Author: Paul Posted: 03 May 2016
Scramblers are some of the hottest property in the bike industry at the moment, with the success of Ducati’s version prompting other firms to, ahem, scramble to get their own rival machines onto the market.
Ok, enough terrible puns. In fact, Triumph can’t be accused of being one of the copycats since the British firm has being flogging a Bonneville-based Scrambler since long before hipster biking culture helped bring about a revival of the scene. No, the new Scrambler – seen here for the first time – is simply a scheduled model change timed to coincide with the latest European emissions rules and the appearance of their new classic line up.
With so many Bonnie-based machines in its range, Triumph has wisely chosen to spread their replacement over a couple of years. Last year saw the launches of the Bonneville T120, Street Twin, Thruxton and Thruxton R, but there are still plenty more Bonnie-based machines that need to be updated before Euro4 emissions rules and mandatory ABS come into force next January. The Speedmaster, America and, of course, the Scrambler all need to be replaced, while Triumph is also rumoured to be working on a basic Bonneville 900 that will sit below the 1200cc T120 in the range. A soft-tail, single-seat bobber has also been spied.
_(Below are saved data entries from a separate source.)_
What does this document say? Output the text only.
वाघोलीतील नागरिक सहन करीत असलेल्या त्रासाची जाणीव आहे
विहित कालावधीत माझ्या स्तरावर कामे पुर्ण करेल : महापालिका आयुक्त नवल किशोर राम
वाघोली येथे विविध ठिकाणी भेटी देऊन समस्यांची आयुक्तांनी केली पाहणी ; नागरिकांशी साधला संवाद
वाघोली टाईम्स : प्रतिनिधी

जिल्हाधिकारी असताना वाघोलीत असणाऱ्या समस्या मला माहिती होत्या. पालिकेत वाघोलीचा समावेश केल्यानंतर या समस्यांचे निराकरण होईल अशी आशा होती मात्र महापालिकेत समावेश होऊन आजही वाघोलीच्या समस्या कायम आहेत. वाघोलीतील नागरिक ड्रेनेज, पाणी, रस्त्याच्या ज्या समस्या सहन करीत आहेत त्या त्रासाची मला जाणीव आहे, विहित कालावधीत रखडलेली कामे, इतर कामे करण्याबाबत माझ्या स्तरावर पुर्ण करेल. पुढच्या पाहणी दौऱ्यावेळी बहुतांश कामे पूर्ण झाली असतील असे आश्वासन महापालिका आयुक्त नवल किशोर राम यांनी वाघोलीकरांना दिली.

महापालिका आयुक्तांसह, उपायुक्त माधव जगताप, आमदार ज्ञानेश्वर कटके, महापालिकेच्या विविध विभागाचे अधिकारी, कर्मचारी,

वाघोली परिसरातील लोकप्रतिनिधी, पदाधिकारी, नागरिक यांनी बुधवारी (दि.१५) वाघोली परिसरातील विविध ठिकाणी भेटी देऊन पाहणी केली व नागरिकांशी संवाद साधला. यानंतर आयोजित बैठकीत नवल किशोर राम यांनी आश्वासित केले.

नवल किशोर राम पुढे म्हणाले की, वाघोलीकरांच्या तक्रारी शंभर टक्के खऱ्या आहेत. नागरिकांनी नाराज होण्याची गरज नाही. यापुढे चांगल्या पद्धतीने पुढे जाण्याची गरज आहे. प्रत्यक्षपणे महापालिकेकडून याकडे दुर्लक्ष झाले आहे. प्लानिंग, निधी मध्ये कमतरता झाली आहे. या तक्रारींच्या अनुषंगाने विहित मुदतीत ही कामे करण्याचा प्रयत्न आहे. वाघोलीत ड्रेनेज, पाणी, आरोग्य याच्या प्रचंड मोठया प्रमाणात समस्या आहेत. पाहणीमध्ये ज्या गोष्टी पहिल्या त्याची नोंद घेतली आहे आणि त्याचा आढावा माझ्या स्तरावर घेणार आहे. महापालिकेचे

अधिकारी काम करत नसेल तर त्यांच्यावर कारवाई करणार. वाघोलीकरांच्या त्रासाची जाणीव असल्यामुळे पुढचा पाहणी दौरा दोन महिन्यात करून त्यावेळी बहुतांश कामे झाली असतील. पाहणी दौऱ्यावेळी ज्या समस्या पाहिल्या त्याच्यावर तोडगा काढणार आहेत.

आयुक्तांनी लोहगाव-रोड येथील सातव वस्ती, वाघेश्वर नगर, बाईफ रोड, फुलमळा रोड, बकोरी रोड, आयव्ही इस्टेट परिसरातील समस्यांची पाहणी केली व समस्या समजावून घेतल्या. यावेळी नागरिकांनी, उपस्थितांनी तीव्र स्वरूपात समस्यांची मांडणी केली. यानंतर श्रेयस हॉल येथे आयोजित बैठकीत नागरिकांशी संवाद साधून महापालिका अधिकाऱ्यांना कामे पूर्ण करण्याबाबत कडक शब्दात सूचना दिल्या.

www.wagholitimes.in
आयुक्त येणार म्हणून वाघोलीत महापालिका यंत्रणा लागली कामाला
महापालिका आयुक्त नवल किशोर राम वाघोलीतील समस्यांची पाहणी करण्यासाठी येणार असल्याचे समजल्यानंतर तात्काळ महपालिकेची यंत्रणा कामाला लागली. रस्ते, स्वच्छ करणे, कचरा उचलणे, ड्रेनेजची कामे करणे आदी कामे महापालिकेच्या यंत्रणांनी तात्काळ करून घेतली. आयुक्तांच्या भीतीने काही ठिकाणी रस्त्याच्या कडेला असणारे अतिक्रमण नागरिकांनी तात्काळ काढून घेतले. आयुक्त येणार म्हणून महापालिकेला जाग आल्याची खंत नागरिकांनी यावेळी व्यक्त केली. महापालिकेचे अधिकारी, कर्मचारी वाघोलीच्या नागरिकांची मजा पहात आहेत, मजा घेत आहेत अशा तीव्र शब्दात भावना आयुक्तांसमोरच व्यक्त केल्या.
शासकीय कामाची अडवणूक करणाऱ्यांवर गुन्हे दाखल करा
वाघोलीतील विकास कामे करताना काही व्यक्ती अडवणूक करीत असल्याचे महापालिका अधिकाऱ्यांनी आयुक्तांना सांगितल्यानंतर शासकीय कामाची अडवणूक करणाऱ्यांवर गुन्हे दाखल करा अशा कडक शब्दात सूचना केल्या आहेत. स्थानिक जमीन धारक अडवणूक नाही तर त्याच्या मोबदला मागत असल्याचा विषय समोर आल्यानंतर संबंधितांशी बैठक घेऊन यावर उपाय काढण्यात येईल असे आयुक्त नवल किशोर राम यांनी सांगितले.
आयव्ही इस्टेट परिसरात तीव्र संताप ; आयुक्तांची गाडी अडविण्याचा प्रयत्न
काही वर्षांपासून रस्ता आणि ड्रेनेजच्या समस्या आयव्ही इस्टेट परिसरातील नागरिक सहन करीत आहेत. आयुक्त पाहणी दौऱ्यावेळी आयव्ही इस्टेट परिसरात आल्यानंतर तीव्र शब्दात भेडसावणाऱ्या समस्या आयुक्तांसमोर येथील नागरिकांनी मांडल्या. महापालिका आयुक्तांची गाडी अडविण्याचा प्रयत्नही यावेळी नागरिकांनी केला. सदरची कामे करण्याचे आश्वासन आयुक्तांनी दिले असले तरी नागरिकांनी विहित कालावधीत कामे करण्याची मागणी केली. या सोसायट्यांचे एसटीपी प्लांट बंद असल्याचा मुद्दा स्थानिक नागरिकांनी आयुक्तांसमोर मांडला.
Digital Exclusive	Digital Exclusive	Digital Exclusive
Of those, the Scrambler is arguably the most important now that such bikes are in fashion.
While the machine in these pictures is still very much a prototype, much of it is derived from the 900cc Street Twin so development should progress fast. The frame, engine and suspension are unchanged Street Twin parts, as are the fuel tank, headlight and tail.
The notable new parts are the exhaust and the wheels and tyres.
The exhaust follows the usual scrambler style, with twin tailpipes mounted high on the right hand side. While Triumph already offers a high-mounted Vance and Hines exhaust for the Street Twin, it’s for off-road use only and lacks the emissions kit needed to be road legal.
This prototype’s pipe has a clearly-visible catalytic converter, mounted next to the engine’s cylinders at the front of the pipe, and twin end cans to keep the noise within legal limits. It’s very much a prototype, looking rather hand-welded, but the shape is representative of the final production version that’s expected to be revealed later this year.
The wheels appear to be wires, taken from another model in the Bonneville range to replace the usual Street Twin’s alloy rims. They’re fitted with heavily treaded Metzeler tyres to suit the scrambler style. Final visual updates include a bash plate ahead of the engine and the use of a flat seat instead of the sculpted unit usually seen on the Street Twin. It appears to be borrowed from the T120, and will give a higher riding position. The bars are also slightly repositioned.
On the final version it’s likely that some of the Street Twin components will be replaced with bespoke Scrambler parts to emphasise the style even more. It’s likely to get its own distinct headlight and a new seat and rear mudguard before reaching production. When will that be? Well, the current Scrambler won’t meet the EU regulations that come into force on the 1st January next year, so there’s strong money that this version will be fast-tracked into production before then.